Furthermore, since the degree of portal hypertension was not routinely assessed in this cohort of cardiac surgery patients, we could not analyze its influence on the outcomes more thoroughly.

It is known that long-term survival after cardiac surgery in patients with LC is lower compared to the overall population [3]. The development of ascites in LC predicts a poor prognosis with a 50% mortality chance within three years [27]. Ascites patients in this retrospective data analysis had higher postoperative 30-day mortality than non-ascites patients (35.7% vs. 5.5%, p = 0.002). The analysis of cirrhotic patients' postoperative outcomes after cardiac surgery has been limited to small, single-institutional studies and have, therefore, a rather narrow interpretation. However, Singh et al. examined the complication rates in more than two thousand cirrhotic patients after ACVB surgery and reported that ascites was associated with increased in-hospital morbidity and mortality. Similarly, Shaheen et al. described ascites as a predictor of mortality in patients with liver cirrhosis after ACVB surgery (odds ratio 3.80; 95% confidence intervals of 1.95–7.39). These results support the presented findings of the increased postoperative complications and 30-day mortality in this single-centre retrospective data analysis. It is important to mention, that the ascites group had more urgent surgeries than the non-ascites group, which could have contributed to the higher 30-day mortality rate.

Despite the small sample size, we investigated the potential predictive value of ascites on postoperative mortality. The odds ratio was 9.63 with 95% confidence intervals of 1.95–47.54. Thus, it shows that ascites could potentially be a predictive factor of postoperative mortality in cirrhotic patients with preoperative ascites undergoing cardiac surgery.

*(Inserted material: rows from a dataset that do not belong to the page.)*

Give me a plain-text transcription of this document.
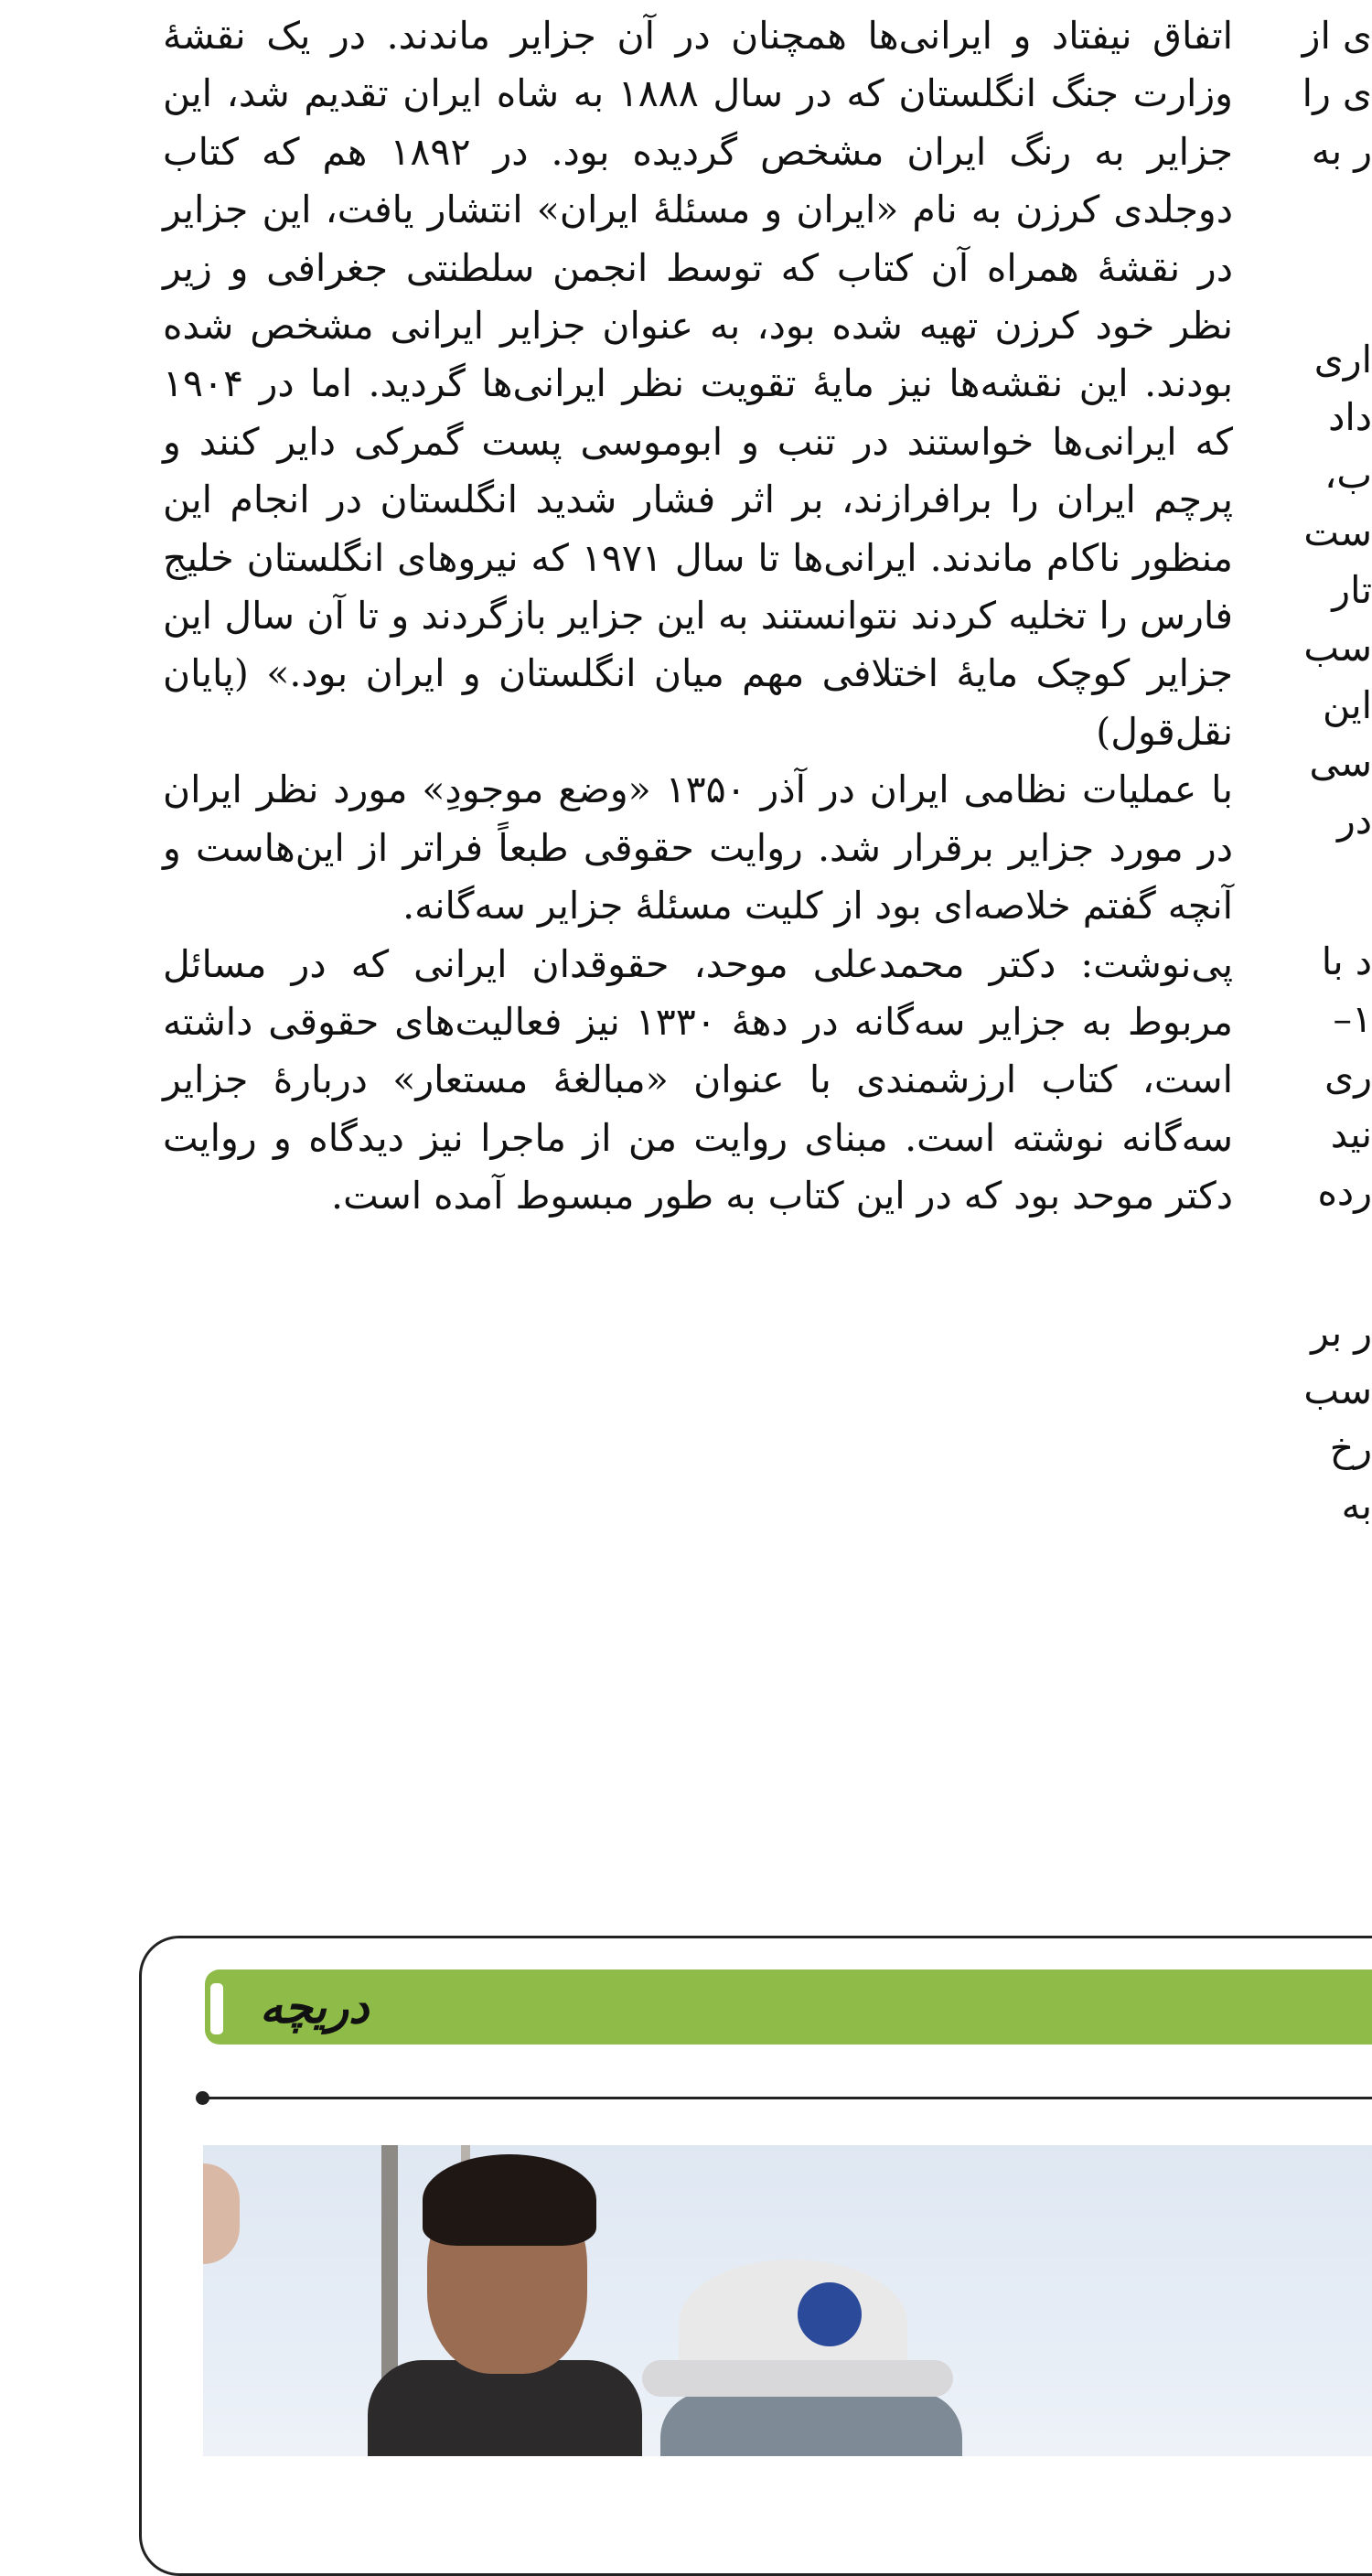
اتفاق نیفتاد و ایرانی‌ها همچنان در آن جزایر ماندند. در یک نقشهٔ وزارت جنگ انگلستان که در سال ۱۸۸۸ به شاه ایران تقدیم شد، این جزایر به رنگ ایران مشخص گردیده بود. در ۱۸۹۲ هم که کتاب دوجلدی کرزن به نام «ایران و مسئلهٔ ایران» انتشار یافت، این جزایر در نقشهٔ همراه آن کتاب که توسط انجمن سلطنتی جغرافی و زیر نظر خود کرزن تهیه شده بود، به عنوان جزایر ایرانی مشخص شده بودند. این نقشه‌ها نیز مایهٔ تقویت نظر ایرانی‌ها گردید. اما در ۱۹۰۴ که ایرانی‌ها خواستند در تنب و ابوموسی پست گمرکی دایر کنند و پرچم ایران را برافرازند، بر اثر فشار شدید انگلستان در انجام این منظور ناکام ماندند. ایرانی‌ها تا سال ۱۹۷۱ که نیروهای انگلستان خلیج فارس را تخلیه کردند نتوانستند به این جزایر بازگردند و تا آن سال این جزایر کوچک مایهٔ اختلافی مهم میان انگلستان و ایران بود.» (پایان نقل‌قول)

با عملیات نظامی ایران در آذر ۱۳۵۰ «وضع موجودِ» مورد نظر ایران در مورد جزایر برقرار شد. روایت حقوقی طبعاً فراتر از این‌هاست و آنچه گفتم خلاصه‌ای بود از کلیت مسئلهٔ جزایر سه‌گانه.

پی‌نوشت: دکتر محمدعلی موحد، حقوقدان ایرانی که در مسائل مربوط به جزایر سه‌گانه در دههٔ ۱۳۳۰ نیز فعالیت‌های حقوقی داشته است، کتاب ارزشمندی با عنوان «مبالغهٔ مستعار» دربارهٔ جزایر سه‌گانه نوشته است. مبنای روایت من از ماجرا نیز دیدگاه و روایت دکتر موحد بود که در این کتاب به طور مبسوط آمده است.

ی از
ی را
ر به
اری
داد
ب،
ست
تار
سب
این
سی
در
د با
۱–
ری
نید
رده
ر بر
سب
رخ
به
دریچه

This study is limited by its retrospective design, a small group of patients with preoperative ascites, and the fact that it is performed on a single-center data registry. The potential multifactorial cause of ascites (hepatorenal syndrome and/or heart insufficiency) could also influence the outcomes of the study. Furthermore, 30-day mortality cannot be sufficiently evaluated in uni- and multivariable logistic regression analysis, which could further support ascites' prognostic value and quantify covariates' impact. Finally, the calculated odds ratio for predicting postoperative mortality should be interpreted cautiously due to the small sample size.

Conclusion

Ascites could predict morbidity and 30-day mortality in patients with liver disease undergoing cardiac surgery and should be implemented in preoperative risk score assessments. Preoperative treatment of ascites with reduced salt intake, diuretic medication, or paracentesis could reduce ascites' negative impact on postoperative complications and mortality. However, this hypothesis must be thoroughly investigated in future randomized clinical trials.